ICWATCH
- Available in: English
- Creator: Transparency Toolkit
- Website: icwatch.wikileaks.org
- Commercial: No
- Launched: May 6, 2015; 11 years ago
- Current status: Offline
- Written in: Ruby; JavaScript;

= ICWatch =

Database of LinkedIn profiles hosted by WikiLeaks

ICWATCH is a public database of mainly LinkedIn profiles of people in the United States Intelligence Community. The database was created by Transparency Toolkit and was hosted by WikiLeaks.

==Background==
The publication of global surveillance disclosures in 2013 revealed code names for surveillance projects including MARINA and MAINWAY. It was then discovered that the LinkedIn profiles of individuals in the intelligence community mentioned these code names as well as additional ones. Transparency Toolkit took advantage of this and automated the collection of LinkedIn profiles mentioning such code names, collating them into a searchable database.

==Name==
The name "ICWATCH" is a play on ICREACH, an alleged top-secret, surveillance-related search engine created by the United States National Security Agency (NSA) after the September 11 attacks.

==History==
The initial commit to the Git repository of LookingGlass was made on August 23, 2014. LookingGlass is a search tool that was built for use in ICWATCH.
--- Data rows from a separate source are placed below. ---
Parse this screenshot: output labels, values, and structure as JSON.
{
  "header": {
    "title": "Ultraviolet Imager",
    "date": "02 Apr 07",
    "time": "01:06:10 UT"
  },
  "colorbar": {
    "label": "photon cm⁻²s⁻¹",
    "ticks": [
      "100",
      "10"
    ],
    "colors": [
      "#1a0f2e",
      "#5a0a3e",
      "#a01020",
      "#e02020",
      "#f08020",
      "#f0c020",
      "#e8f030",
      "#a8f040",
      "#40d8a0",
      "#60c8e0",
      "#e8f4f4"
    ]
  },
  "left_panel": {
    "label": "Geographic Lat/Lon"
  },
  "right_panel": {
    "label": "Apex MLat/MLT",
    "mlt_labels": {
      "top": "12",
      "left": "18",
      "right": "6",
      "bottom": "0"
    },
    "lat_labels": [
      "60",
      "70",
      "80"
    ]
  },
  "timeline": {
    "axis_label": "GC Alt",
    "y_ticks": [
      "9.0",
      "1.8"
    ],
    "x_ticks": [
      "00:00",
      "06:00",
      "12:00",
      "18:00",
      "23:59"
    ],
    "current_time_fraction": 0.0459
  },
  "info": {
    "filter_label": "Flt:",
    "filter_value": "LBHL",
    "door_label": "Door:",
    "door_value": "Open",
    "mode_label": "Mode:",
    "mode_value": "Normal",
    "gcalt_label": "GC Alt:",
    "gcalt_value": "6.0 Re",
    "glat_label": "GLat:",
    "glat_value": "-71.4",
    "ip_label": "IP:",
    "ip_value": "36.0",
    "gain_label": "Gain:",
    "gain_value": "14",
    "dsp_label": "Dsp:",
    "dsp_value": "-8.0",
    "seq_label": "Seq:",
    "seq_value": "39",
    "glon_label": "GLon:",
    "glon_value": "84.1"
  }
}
ICWATCH launched on May 6, 2015; on the same day, Transparency Toolkit, the group that created ICWATCH, presented it at the re:publica conference. At launch, the database contained information from over 27,000 LinkedIn profiles.

By mid-May 2015, Transparency Toolkit began receiving requests from individuals to be removed from ICWATCH, including death threats. Following the threats as well as distributed denial-of-service attacks made against the site, WikiLeaks began hosting the website and database by the end of May 2015.

In August 2016 TechCrunch reported that LinkedIn was suing 100 unnamed individuals who had scraped LinkedIn's website, and named ICWATCH as a possible target.

As of February 2017, the database tracked over 100,000 profiles from LinkedIn, Indeed, and other public sources.

In November 2022, ICWATCH and other datasets became unavailable on the WikiLeaks website.

==Features==
The database can be searched using the company, location, industry, and other parameters of the intelligence workers.

==Findings==
Most of the discovered profiles are not of those in the National Security Agency but of those working for contractors.

The project also revealed possible trends in employment in the intelligence community. For instance, the "number of people claiming to work with SIGINT databases [...] has increased dramatically over the years since 2008, with just a small decline starting in 2013."

M. C. McGrath of Transparency Toolkit believes that the workers are "for the most part, pretty normal people".

==Reception==
Ian Paul of PC World voiced concern for the safety of the individuals listed in the database.